We’ve discussed the use of strong passwords. We’ve covered the many different cyberattacks that target businesses. Armed with this knowledge, it makes sense to seek out additional ways to prevent financial loss from the damage cyberattacks can cause.
Your small business isn’t safe from cybersecurity hacks. In fact, hackers often target smaller companies because they lack the robust security of larger enterprises. It’s important to recognize the many areas of opportunity for hackers to access your systems and information. With so many employees bringing their own devices to work, ransomware on the rise, and phishing email campaigns, it’s wise to cover all your bases.
Cybersecurity insurance is an option available for businesses to purchase. The plans vary in coverage and cost, but are they worth the expense?
Cybersecurity Insurance Benefits
They can help recoup some of the costs associated with an attack.
A cyberattack or data breach varies in cost depending on the size and scope of the attack, how much data is lost, the sensitivity of the information that was potentially exposed, etc.
To oversimplify the coverage options:
- First Party Coverage = Financial protection from being a victim of a breach.
- Third Party Coverage = Financial assistance when you’re the cause of a breach or if you pass along a virus unknowingly that leads to a breach within another company.
They point out areas of exposure to tighten security.
When preparing to implement a cybersecurity insurance policy, a risk assessment of your business takes place. This often reveals gaps in security that are easily addressed and fixed, which improves your preventative practices.
It provides an opportunity to reassess your current strategies, make improvements, and implement better overall practices. Limiting exposure limits risk, and prevention over recovery is the ideal when it comes to cybersecurity.
There are all kinds of costs that come with a data breach. From notifying the affected parties to fines and penalties, lost business to legal costs and new security implementation, a breach adds up quickly and can put a tremendous – and potentially unrecoverable — strain on a business. Cybersecurity insurance can alleviate some of these costs.
Cybersecurity Insurance Drawbacks
They won’t prevent the attack from happening.
As mentioned above, insurance is something you purchase to help in the recovery process after a traumatic event occurs. This doesn’t stop hackers from breaking into your systems, it doesn’t protect your business from the reputational fall-out of a breach, and it won’t negate the responsibility you have to protect sensitive information from ever being accessed. Insurance is simply to help you bounce back from the costs associated with a security disaster.
Coverage varies greatly.
As with all types of insurance, the coverage varies by provider and plan type. There’s coverage that protects you from litigation. There’s coverage that specifically relates to data breaches, etc.
The type of coverage depends on the type of business you have. When shopping around, it’s good to make notes of what plans look like from provider to provider, but ultimately, we highly recommend proceeding with a lawyer. Policies involve legal jargon that quickly becomes overwhelming, and what you think a word means may not actually be how the law uses it.
Don’t base your shopping on cost; base it on your need. Your cost should align with the level of risk your business has to a cyberattack. Ideally, if you’re exercising best practices, these risks should be relatively low. Granted, the more sensitive, personal information your business collects, the wiser it is to have stronger coverage.
How confident do you feel about the preventative measures your business utilizes? Are you training your employees frequently? They tend to be the #1 source for a data breach.

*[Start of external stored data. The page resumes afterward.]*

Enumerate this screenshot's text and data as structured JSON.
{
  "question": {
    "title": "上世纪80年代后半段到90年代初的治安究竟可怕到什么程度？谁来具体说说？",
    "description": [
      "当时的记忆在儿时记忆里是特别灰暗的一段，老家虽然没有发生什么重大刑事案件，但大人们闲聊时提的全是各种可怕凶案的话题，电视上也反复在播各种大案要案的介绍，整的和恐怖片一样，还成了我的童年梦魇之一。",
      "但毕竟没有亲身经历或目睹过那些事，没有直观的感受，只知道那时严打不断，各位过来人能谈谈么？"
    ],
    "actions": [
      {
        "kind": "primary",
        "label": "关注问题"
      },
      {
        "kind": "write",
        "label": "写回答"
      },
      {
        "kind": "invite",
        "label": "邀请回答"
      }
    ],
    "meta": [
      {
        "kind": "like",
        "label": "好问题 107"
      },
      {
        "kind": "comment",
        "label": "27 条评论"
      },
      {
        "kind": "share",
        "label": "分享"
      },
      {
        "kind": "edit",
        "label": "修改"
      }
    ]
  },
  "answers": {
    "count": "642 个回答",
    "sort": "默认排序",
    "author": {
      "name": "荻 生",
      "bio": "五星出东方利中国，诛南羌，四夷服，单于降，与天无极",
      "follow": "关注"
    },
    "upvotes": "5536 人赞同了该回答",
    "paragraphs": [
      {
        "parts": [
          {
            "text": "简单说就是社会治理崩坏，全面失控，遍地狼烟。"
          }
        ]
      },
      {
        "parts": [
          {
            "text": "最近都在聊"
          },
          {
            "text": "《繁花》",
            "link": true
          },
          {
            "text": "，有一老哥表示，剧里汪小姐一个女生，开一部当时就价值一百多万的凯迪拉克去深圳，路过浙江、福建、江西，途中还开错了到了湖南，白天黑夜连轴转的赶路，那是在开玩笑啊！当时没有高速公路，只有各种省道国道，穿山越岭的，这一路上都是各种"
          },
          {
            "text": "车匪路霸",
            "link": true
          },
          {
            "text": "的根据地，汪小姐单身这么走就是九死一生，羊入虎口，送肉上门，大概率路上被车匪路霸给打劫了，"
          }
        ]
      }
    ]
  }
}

So Do You Need Cybersecurity Insurance?
We’ve listed a few benefits and drawbacks of investing in this type of insurance, but the only person who can decide what’s right for your business is you. Here are our key takeaways:
- Use a lawyer familiar with cybersecurity insurance policies.
- General liability insurance coverage doesn’t cover cybersecurity breaches.
- Get the right coverage. Understand what that coverage provides your business.
- Exercise exceptional cybersecurity hygiene to stop problems before they start.
- Insurance covers the loss. It doesn’t prevent loss from happening.
With so many risks out there, protection only goes so far. Your tea kettle or smart fridge can get hacked (IoT link). Your employees can expose your business to hacks that would otherwise be easily thwarted. Everyone’s opinion on cybersecurity insurance varies. One business owner discussed the benefits in an interview with NPR.
Do your research. Protect yourself. Create a cybersecurity recovery plan.